## Bayes module

### Optimisation of Catoni's bound

Given a score $S$, a parametric family of distributions $(\nu_{\theta})_{\theta \in \Theta}$ and a prior distribution $\pi$, we consider the minimisation problem

$$\hat{\theta} = \arg\inf \nu_{\theta}[S] + \lambda * KL(\nu_{\theta}, \pi).$$

The function pacbayes_minimize is designed to tackle such problems in the setting where $\pi =  \nu_{\theta_0}$. This is in order to benefit from potential closed form expressions when computing the Kullback-Leibler divergence and its derivative.

# SurPAC-CE algorithm

SurPAC-CE (Surrogate PAC-Bayes for Catoni's bound minimisation on Exponential family) algorithm relies on surpbayes.proba submodule. The current form of the algorithm requires the family of distributions of interest to be an exponential family (classes "surpbayes.proba.PreExpFamily" and "surpbayes.proba.ExponentialFamily"). A slightly modified version is used in the case of Gaussian distributions (inherited from "surpbayes.proba.PreExpFamily").

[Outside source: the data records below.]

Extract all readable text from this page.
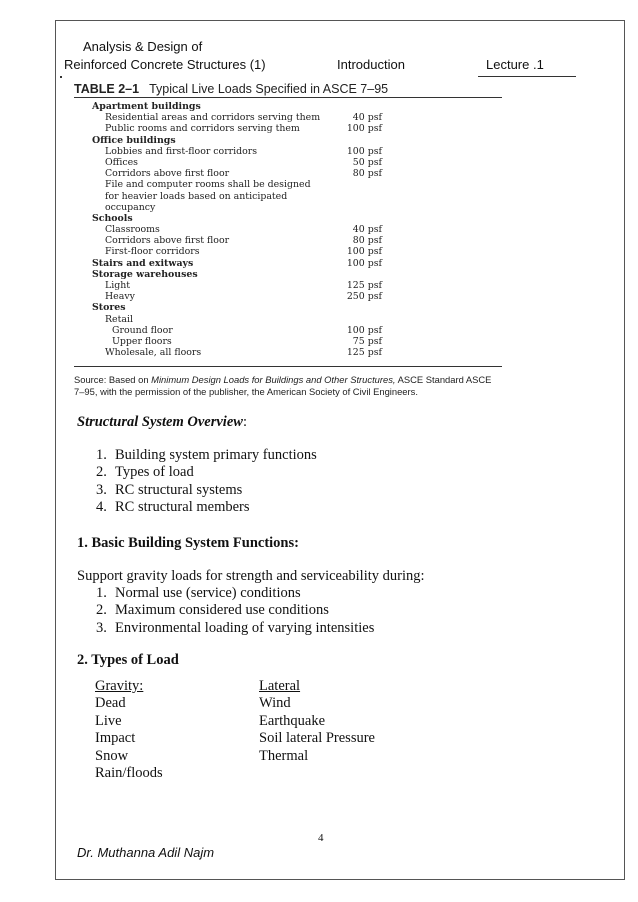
Analysis & Design of
Reinforced Concrete Structures (1)	Introduction	Lecture .1
TABLE 2–1 Typical Live Loads Specified in ASCE 7–95
Apartment buildings
Residential areas and corridors serving them	40 psf
Public rooms and corridors serving them	100 psf
Office buildings
Lobbies and first-floor corridors	100 psf
Offices	50 psf
Corridors above first floor	80 psf
File and computer rooms shall be designed
for heavier loads based on anticipated
occupancy
Schools
Classrooms	40 psf
Corridors above first floor	80 psf
First-floor corridors	100 psf
Stairs and exitways	100 psf
Storage warehouses
Light	125 psf
Heavy	250 psf
Stores
Retail
Ground floor	100 psf
Upper floors	75 psf
Wholesale, all floors	125 psf
Source: Based on Minimum Design Loads for Buildings and Other Structures, ASCE Standard ASCE 7–95, with the permission of the publisher, the American Society of Civil Engineers.
Structural System Overview:
1. Building system primary functions
2. Types of load
3. RC structural systems
4. RC structural members
1. Basic Building System Functions:
Support gravity loads for strength and serviceability during:
1. Normal use (service) conditions
2. Maximum considered use conditions
3. Environmental loading of varying intensities
2. Types of Load
Gravity:
Dead
Live
Impact
Snow
Rain/floods
Lateral
Wind
Earthquake
Soil lateral Pressure
Thermal
4
Dr. Muthanna Adil Najm
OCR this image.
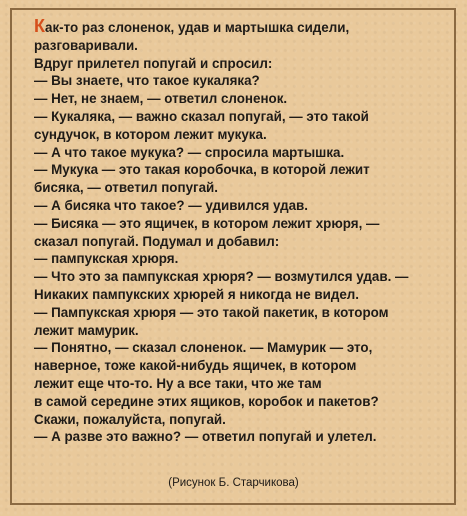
Как-то раз слоненок, удав и мартышка сидели,
разговаривали.
Вдруг прилетел попугай и спросил:
— Вы знаете, что такое кукаляка?
— Нет, не знаем, — ответил слоненок.
— Кукаляка, — важно сказал попугай, — это такой
сундучок, в котором лежит мукука.
— А что такое мукука? — спросила мартышка.
— Мукука — это такая коробочка, в которой лежит
бисяка, — ответил попугай.
— А бисяка что такое? — удивился удав.
— Бисяка — это ящичек, в котором лежит хрюря, —
сказал попугай. Подумал и добавил:
— пампукская хрюря.
— Что это за пампукская хрюря? — возмутился удав. —
Никаких пампукских хрюрей я никогда не видел.
— Пампукская хрюря — это такой пакетик, в котором
лежит мамурик.
— Понятно, — сказал слоненок. — Мамурик — это,
наверное, тоже какой-нибудь ящичек, в котором
лежит еще что-то. Ну а все таки, что же там
в самой середине этих ящиков, коробок и пакетов?
Скажи, пожалуйста, попугай.
— А разве это важно? — ответил попугай и улетел.
(Рисунок Б. Старчикова)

To demonstrate SurPAC-CE, a one dimensional problem is considered. However, SurPAC-CE can be used for problems of any dimension, although for large dimensions (> 100), some inner mechanisms (the weighing process) should be assessed and potentially modified. First, we define a tailor-made error function. For maximum efficiency, this function is vectorized.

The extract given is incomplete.